Belastend, aber nebenwirkungsarm: Außer lokalen Hautreizungen sind keine schwerwiegenden Nebenwirkungen der Therapie mit TTF bekannt. Trotzdem kann die Wechselfeldtherapie aufgrund ihrer Dauer und der Begleitumstände Patientinnen und Patienten erheblich belasten. Die Lebensqualität der Patienten unterschied sich in Studien jedoch nicht von der der Vergleichsgruppe.

Kostenerstattung: Bei Patienten mit neu diagnostiziertem Glioblastom übernehmen die gesetzlichen Krankenkassen unter bestimmten Voraussetzungen die Therapiekosten: Unter anderem darf der Tumor unter der postoperativen Standard-Radio-Chemotherapie nicht gewachsen sein und es muss eine entsprechende Therapieempfehlung einer interdisziplinären Tumorkonferenz vorliegen. Die TTF-Therapie wird dann begleitend zur üblichen Erhaltungschemotherapie mit Temozolomid durchgeführt und kann bis zum zweiten Rezidiv angewendet werden.

Wie geht es weiter?

Klinische Studien bei vielen Entitäten: Derzeit laufen zahlreiche klinische Studien, die den Einsatz von TTF bei verschiedenen Tumorerkrankungen prüfen. Neben dem Einsatz beim Glioblastom und Mesotheliom werden TTF in Phase-III-Studien unter anderem beim nicht-kleinzelligen Lungenkrebs (NSCLC), bei Hirnmetastasen eines NSCLC, bei Eierstockkrebs und Bauchspeicheldrüsenkrebs untersucht.

Fazit

Der Einsatz elektrischer Wechselfelder (TTF) ist ein neuer Therapieansatz in der Krebsmedizin. Der genaue Wirkmechanismus ist nicht vollständig verstanden.

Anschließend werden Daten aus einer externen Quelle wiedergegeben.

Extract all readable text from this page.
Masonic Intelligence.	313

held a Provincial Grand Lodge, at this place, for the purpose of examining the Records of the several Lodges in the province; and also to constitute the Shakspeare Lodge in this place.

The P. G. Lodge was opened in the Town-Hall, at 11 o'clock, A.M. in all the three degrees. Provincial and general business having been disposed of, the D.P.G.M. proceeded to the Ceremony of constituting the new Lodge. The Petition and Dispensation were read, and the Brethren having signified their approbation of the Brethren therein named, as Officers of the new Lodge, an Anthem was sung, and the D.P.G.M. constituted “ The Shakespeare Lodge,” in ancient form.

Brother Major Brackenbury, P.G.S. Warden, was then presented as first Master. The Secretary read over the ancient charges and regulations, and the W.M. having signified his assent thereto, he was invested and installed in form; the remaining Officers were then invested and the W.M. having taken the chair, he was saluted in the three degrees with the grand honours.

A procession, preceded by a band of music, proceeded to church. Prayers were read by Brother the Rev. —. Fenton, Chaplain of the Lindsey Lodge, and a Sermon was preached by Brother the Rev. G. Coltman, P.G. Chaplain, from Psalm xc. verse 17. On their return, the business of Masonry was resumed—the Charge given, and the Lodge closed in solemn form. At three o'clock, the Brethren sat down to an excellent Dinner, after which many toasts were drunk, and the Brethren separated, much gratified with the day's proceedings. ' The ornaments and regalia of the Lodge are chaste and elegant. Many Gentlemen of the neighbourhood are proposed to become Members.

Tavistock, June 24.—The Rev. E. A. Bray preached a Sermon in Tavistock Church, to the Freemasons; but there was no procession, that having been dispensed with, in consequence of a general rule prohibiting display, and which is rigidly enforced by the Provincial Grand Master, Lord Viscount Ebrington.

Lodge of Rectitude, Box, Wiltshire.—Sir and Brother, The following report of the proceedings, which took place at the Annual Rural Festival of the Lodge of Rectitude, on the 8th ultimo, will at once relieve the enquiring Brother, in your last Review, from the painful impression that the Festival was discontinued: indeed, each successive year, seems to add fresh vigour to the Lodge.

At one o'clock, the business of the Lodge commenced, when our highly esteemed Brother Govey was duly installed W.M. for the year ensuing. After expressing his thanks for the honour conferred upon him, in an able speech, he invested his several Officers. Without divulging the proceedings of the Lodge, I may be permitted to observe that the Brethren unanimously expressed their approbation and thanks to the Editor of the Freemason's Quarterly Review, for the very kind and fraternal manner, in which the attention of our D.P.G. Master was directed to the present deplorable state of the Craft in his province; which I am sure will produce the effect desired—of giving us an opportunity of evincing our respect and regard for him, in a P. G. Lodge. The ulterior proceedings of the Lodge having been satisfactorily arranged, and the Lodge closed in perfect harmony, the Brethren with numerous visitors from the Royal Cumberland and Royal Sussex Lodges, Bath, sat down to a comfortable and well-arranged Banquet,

In Leitlinien zur Glioblastomtherapie werden TTF als Therapieoption zusätzlich zur Erhaltungstherapie in der Primärtherapie aufgeführt. Bei zahlreichen weiteren Tumorerkrankungen wird ihr Einsatz geprüft. Nebenwirkungen sind überwiegend lokal und auf die Haut begrenzt. Die Dauertherapie rund um die Uhr kann Patienten jedoch erheblich belasten.